By 1932 there were more than 1 million swimmers a year at the YMCA, and by 1984 it was declared that YMCAs were collectively, the largest operators of pools in the world. A man named George Goss wrote the first handbook on lifesaving. A YMCA board member who in the early 1900s propelled the Red Cross to include lifesaving; instruction in its disaster and wartime services program.
A Worldwide Organization
Since the start of the YMCA, it has brought comfort, instruction, health, and fellowship to so many. Moreover, it became so popular with the men; that women later started their own chapters as the YWCA. They have always been there whenever needed. During wartimes, the “Y” helped give assistance where it was needed, by feeding, taking care of the sick, and even providing child care. Interesting fact, today’s YMCA movement is the largest not-for-profit provider of child care,and is larger than any for-profit chain in the country.

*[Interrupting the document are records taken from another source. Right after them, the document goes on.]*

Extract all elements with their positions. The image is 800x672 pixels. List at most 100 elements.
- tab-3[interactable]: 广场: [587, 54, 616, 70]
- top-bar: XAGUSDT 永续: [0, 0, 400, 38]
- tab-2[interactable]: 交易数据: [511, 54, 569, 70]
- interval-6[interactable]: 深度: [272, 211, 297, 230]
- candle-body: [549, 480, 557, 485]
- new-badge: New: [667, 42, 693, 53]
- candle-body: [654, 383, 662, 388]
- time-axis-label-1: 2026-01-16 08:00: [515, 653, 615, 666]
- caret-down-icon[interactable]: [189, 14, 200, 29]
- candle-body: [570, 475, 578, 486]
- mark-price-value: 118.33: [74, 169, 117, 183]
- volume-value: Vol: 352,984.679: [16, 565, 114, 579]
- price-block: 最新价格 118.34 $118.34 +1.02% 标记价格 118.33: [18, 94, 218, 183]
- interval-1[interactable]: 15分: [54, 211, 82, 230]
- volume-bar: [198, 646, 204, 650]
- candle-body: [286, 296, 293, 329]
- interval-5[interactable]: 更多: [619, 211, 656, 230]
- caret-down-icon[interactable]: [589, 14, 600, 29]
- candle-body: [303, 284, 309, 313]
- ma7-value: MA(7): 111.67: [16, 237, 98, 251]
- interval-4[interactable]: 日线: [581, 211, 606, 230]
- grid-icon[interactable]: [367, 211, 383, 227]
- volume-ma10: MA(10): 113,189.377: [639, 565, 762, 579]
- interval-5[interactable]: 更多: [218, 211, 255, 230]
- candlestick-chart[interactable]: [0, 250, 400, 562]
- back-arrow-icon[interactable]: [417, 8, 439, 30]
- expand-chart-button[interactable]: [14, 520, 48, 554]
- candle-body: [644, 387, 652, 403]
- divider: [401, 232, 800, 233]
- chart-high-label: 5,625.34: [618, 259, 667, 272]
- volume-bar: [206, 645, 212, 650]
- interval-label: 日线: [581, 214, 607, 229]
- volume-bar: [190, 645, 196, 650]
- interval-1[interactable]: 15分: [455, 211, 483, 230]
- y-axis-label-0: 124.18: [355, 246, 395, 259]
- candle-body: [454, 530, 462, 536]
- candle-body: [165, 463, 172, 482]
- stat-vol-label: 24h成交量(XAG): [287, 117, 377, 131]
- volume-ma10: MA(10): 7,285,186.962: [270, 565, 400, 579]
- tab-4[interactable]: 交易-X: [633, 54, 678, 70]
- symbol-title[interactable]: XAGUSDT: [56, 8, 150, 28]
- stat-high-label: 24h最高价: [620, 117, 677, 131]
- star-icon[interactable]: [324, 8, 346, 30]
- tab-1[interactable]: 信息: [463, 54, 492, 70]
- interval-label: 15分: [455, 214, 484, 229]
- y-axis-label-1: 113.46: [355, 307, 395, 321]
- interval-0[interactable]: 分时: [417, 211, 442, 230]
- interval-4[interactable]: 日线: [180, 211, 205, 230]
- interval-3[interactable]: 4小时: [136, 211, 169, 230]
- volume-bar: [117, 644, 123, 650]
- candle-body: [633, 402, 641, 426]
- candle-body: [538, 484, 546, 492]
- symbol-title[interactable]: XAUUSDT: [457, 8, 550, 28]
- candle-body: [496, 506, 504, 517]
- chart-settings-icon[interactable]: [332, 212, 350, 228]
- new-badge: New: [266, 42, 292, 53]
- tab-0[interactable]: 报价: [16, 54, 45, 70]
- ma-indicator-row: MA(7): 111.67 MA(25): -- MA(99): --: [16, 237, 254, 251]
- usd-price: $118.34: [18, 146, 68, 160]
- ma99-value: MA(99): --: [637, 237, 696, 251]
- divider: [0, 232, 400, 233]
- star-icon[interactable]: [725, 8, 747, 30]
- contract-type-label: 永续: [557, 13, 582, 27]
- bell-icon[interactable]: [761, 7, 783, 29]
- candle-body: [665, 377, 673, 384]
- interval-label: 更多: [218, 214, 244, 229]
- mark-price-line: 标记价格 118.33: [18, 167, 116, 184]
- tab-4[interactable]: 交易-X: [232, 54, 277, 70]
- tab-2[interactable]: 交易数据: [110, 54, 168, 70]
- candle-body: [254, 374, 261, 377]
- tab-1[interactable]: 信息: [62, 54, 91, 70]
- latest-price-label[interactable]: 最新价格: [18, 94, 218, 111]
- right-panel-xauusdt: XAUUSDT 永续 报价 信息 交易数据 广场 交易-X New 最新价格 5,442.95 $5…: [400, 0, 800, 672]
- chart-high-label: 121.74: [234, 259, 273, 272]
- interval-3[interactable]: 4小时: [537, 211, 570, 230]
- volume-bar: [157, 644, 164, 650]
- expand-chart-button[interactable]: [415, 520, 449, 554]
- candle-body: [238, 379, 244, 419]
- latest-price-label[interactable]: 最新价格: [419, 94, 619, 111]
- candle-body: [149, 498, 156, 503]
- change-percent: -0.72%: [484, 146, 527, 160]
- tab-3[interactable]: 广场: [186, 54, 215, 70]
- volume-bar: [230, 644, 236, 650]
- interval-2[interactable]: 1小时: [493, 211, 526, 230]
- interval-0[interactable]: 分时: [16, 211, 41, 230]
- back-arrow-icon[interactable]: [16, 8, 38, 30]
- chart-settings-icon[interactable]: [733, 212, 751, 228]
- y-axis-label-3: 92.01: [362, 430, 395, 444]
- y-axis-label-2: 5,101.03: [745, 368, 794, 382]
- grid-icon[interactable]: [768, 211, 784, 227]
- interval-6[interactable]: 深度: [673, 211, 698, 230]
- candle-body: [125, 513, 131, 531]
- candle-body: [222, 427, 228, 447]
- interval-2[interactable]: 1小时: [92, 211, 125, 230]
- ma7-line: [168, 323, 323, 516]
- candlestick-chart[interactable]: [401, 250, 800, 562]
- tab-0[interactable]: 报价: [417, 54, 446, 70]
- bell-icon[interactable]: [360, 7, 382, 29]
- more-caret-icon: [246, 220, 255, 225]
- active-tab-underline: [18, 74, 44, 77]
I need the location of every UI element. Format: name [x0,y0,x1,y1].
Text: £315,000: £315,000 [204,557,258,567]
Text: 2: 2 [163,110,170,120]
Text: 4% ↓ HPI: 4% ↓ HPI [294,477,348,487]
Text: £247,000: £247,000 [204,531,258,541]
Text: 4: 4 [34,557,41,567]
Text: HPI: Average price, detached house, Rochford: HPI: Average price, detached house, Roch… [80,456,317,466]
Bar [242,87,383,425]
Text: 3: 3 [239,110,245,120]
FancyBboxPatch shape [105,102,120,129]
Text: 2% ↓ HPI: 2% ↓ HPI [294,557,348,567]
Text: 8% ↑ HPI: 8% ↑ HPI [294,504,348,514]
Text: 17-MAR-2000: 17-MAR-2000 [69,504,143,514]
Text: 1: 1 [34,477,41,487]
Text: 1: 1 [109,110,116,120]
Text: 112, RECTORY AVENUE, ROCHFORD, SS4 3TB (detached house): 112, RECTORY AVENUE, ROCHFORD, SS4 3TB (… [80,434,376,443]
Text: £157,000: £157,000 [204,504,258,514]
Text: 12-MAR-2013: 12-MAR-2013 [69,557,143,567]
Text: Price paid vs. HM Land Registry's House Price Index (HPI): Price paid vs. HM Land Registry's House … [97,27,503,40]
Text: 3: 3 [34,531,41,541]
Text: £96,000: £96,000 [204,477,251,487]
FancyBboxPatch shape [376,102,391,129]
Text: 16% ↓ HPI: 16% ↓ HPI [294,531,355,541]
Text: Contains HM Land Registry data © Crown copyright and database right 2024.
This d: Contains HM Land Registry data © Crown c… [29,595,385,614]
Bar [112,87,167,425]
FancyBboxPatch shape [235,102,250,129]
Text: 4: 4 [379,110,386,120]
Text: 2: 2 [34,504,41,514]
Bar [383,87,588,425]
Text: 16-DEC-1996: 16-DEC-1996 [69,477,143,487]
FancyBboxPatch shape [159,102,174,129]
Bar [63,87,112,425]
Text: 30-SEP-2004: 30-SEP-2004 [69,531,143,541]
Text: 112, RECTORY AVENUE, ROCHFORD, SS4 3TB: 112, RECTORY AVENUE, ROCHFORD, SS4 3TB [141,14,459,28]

They made sure that America would have a place to exercise. They held classes to teach people to read, write, and learn English as a second language if they were immigrants.
Over 120 countries have established YMCAs; that benefit the well-to-do and the people from the poorest regions.
As a child, I never got the chance to go to the “Y,” because my town didn’t have one. I feel like I have missed out. If you and your family are fortunate to have a “Y”, become a member, make new friends, learn something new, and support an organization that only wants to help others!
Thanks again for reading my blog, and remember that history that is forgotten is repeated!